ECLI:NL:RVS:2023:466
Raad van State
- Hoger beroep
- Rechtspraak.nl
Hoger beroep tegen afwijzing verblijfsvergunning asiel door staatssecretaris van Justitie en Veiligheid
Op 6 februari 2023 heeft de Raad van State uitspraak gedaan in een hoger beroep dat was ingesteld door een vreemdeling tegen de afwijzing van zijn aanvraag voor een verblijfsvergunning asiel voor bepaalde tijd. De staatssecretaris van Justitie en Veiligheid had op 19 juli 2021 de aanvraag van de vreemdeling afgewezen. De rechtbank Den Haag, zittingsplaats Rotterdam, verklaarde op 9 september 2022 het beroep van de vreemdeling ongegrond. De vreemdeling, vertegenwoordigd door mr. F.H. Bruggink, heeft hiertegen hoger beroep ingesteld.

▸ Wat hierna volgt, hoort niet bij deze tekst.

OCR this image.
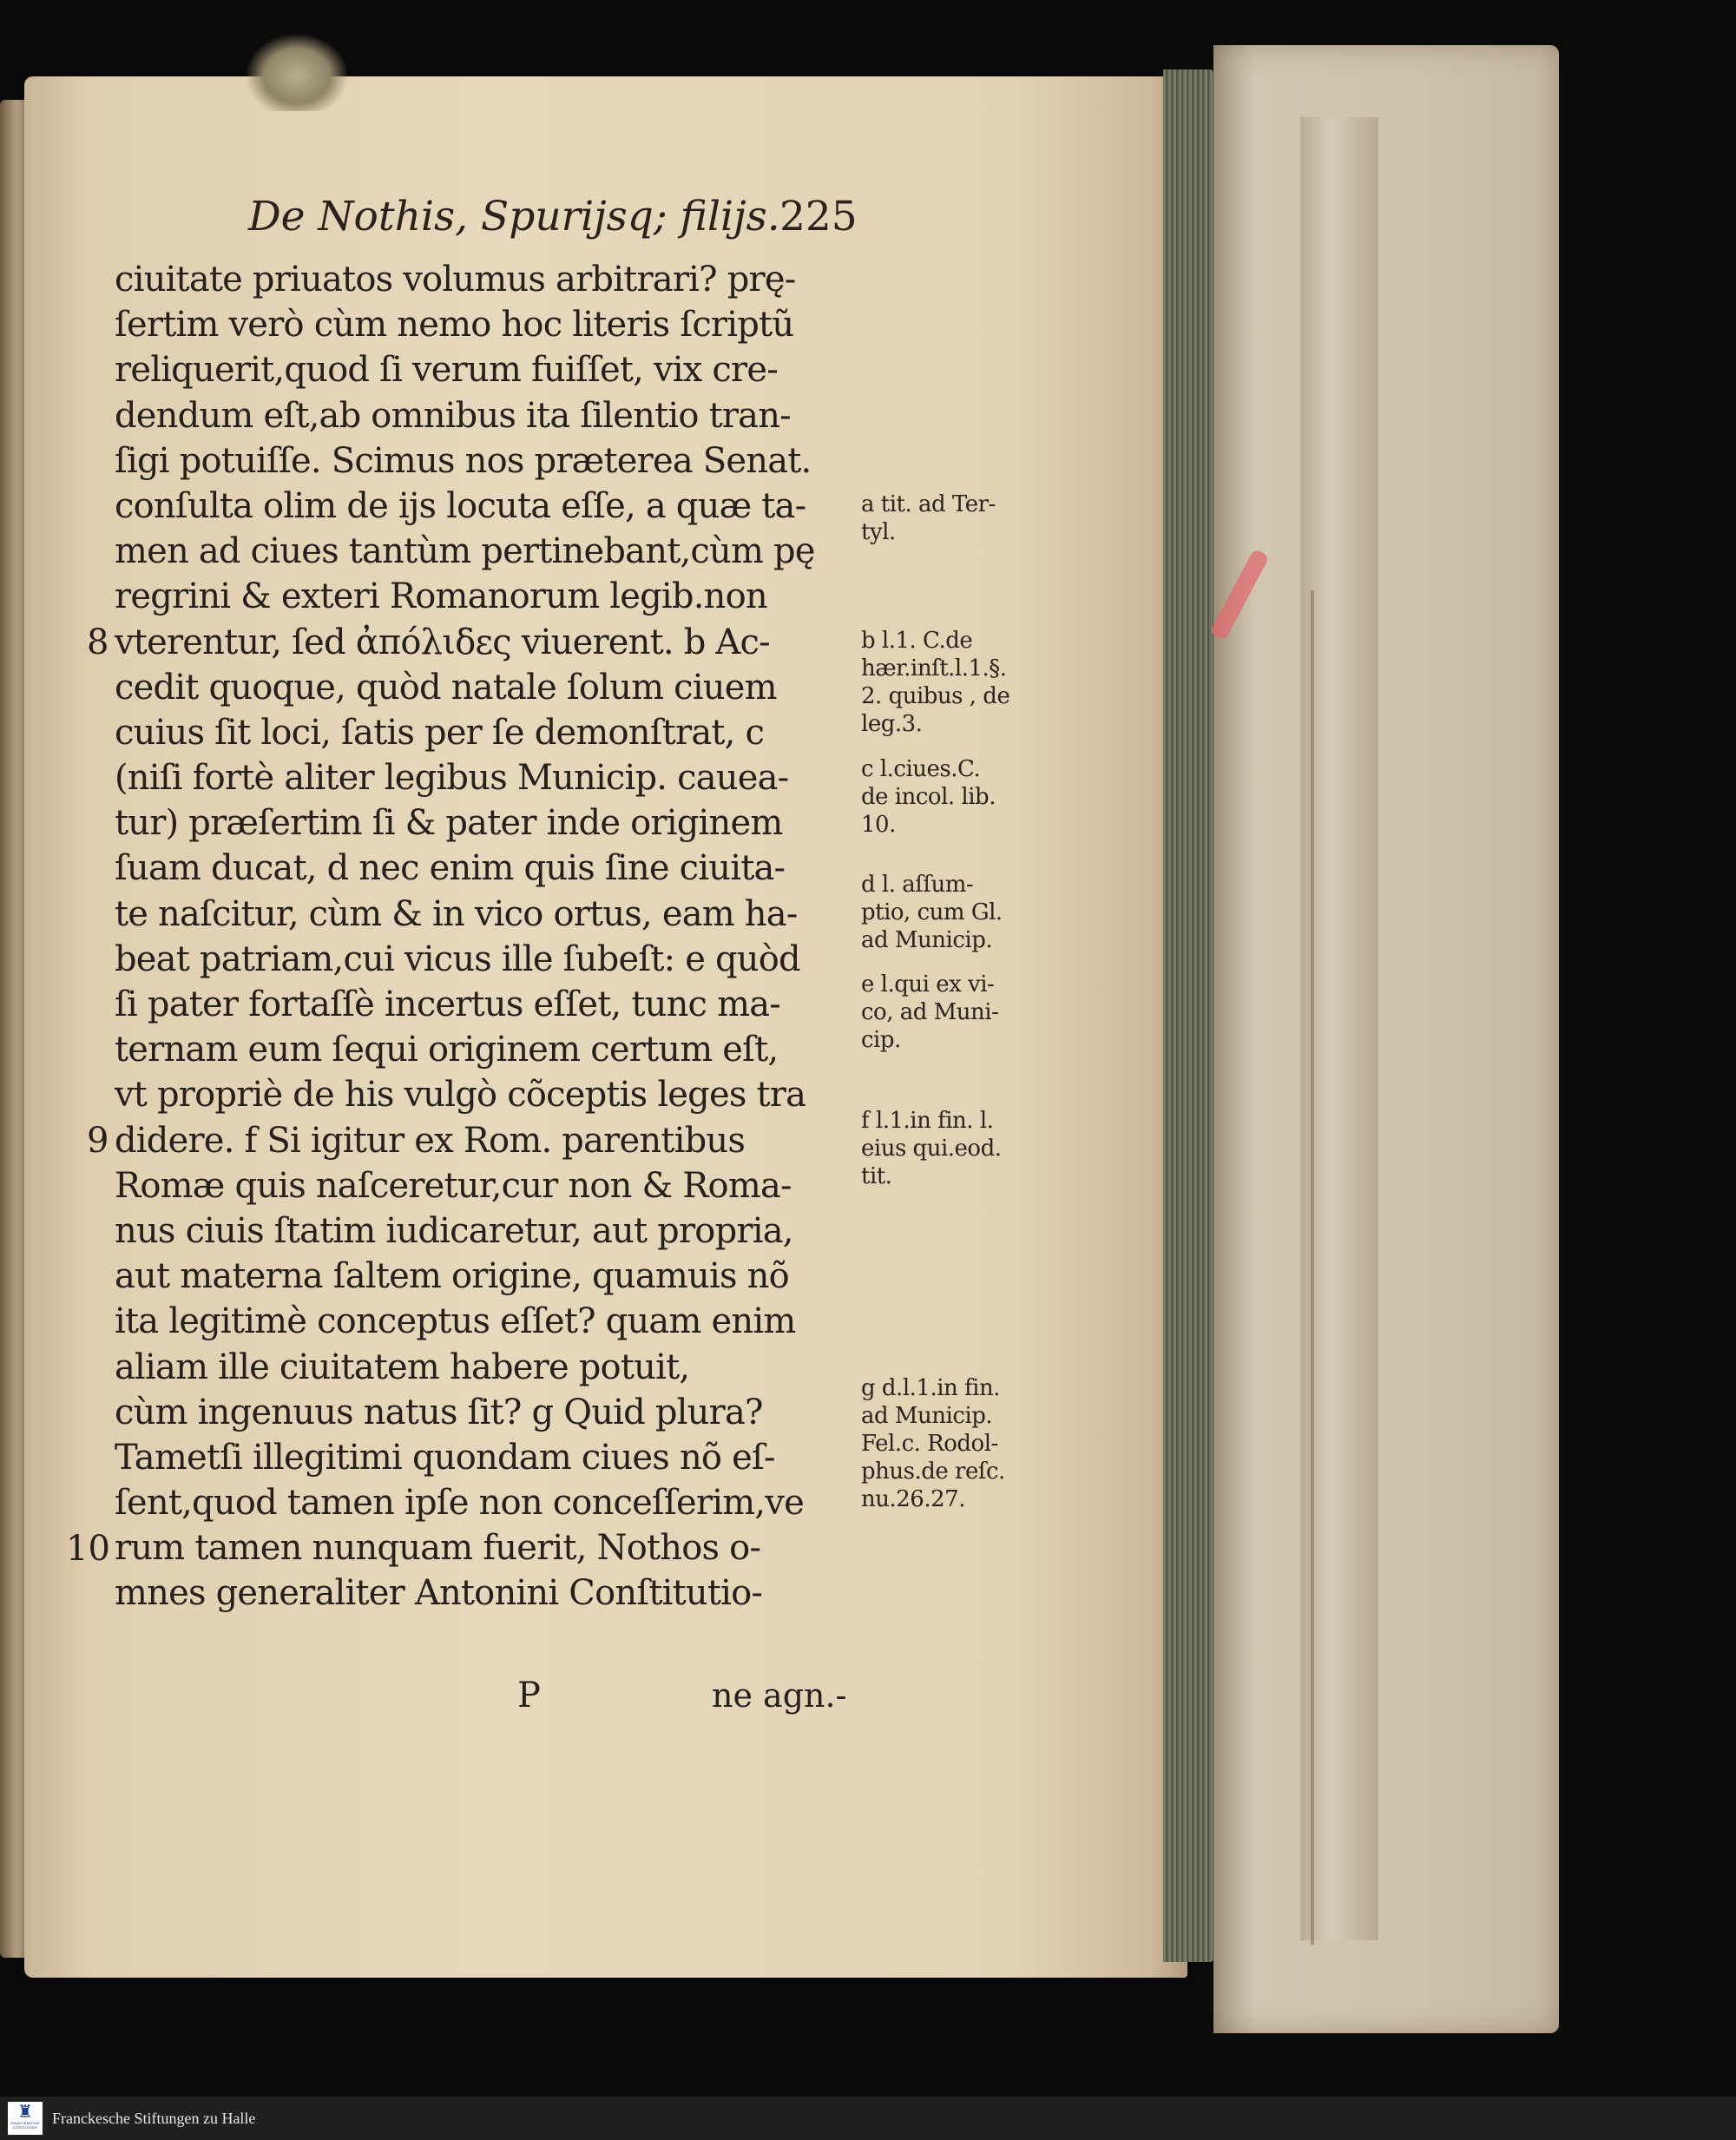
De Nothis, Spuriјsq; filijs. 225
ciuitate priuatos volumus arbitrari? prę-
ſertim verò cùm nemo hoc literis ſcriptũ
reliquerit,quod ſi verum fuiſſet, vix cre-
dendum eſt,ab omnibus ita ſilentio tran-
ſigi potuiſſe. Scimus nos præterea Senat.
conſulta olim de ijs locuta eſſe, a quæ ta-
men ad ciues tantùm pertinebant,cùm pę
regrini & exteri Romanorum legib.non
vterentur, ſed ἀπόλιδες viuerent. b Ac-
cedit quoque, quòd natale ſolum ciuem
cuius ſit loci, ſatis per ſe demonſtrat, c
(niſi fortè aliter legibus Municip. cauea-
tur) præſertim ſi & pater inde originem
ſuam ducat, d nec enim quis ſine ciuita-
te naſcitur, cùm & in vico ortus, eam ha-
beat patriam,cui vicus ille ſubeſt: e quòd
ſi pater fortaſſè incertus eſſet, tunc ma-
ternam eum ſequi originem certum eſt,
vt propriè de his vulgò cõceptis leges tra
didere. f Si igitur ex Rom. parentibus
Romæ quis naſceretur,cur non & Roma-
nus ciuis ſtatim iudicaretur, aut propria,
aut materna ſaltem origine, quamuis nõ
ita legitimè conceptus eſſet? quam enim
aliam ille ciuitatem habere potuit,
cùm ingenuus natus ſit? g Quid plura?
Tametſi illegitimi quondam ciues nõ eſ-
ſent,quod tamen ipſe non conceſſerim,ve
rum tamen nunquam fuerit, Nothos o-
mnes generaliter Antonini Conſtitutio-
8
9
10
a tit. ad Ter-
tyl.
b l.1. C.de
hær.inſt.l.1.§.
2. quibus , de
leg.3.
c l.ciues.C.
de incol. lib.
10.
d l. aſſum-
ptio, cum Gl.
ad Municip.
e l.qui ex vi-
co, ad Muni-
cip.
f l.1.in fin. l.
eius qui.eod.
tit.
g d.l.1.in fin.
ad Municip.
Fel.c. Rodol-
phus.de reſc.
nu.26.27.
P	ne agn.-
♜
FRANCKESCHE STIFTUNGEN
Franckesche Stiftungen zu Halle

De Raad van State heeft in zijn uitspraak de overwegingen van de rechtbank overgenomen en geconcludeerd dat het hoger beroep niet leidt tot vernietiging van de uitspraak van de rechtbank. De rechtbank had terecht en op goede gronden geoordeeld. De Raad van State oordeelde dat het hogerberoepschrift geen vragen bevatte die in het belang van de rechtseenheid, rechtsontwikkeling of rechtsbescherming beantwoord moesten worden, zoals bedoeld in artikel 91, tweede lid, van de Vreemdelingenwet 2000.
De beslissing van de Raad van State was dat het hoger beroep ongegrond was en dat de uitspraak van de rechtbank werd bevestigd. De staatssecretaris werd niet verplicht om proceskosten te vergoeden. De uitspraak werd gedaan door mr. J.J.W.P. van Gastel, lid van de enkelvoudige kamer, in tegenwoordigheid van mr. D.I. van Kesteren, griffier. De uitspraak werd in het openbaar gedaan op 6 februari 2023.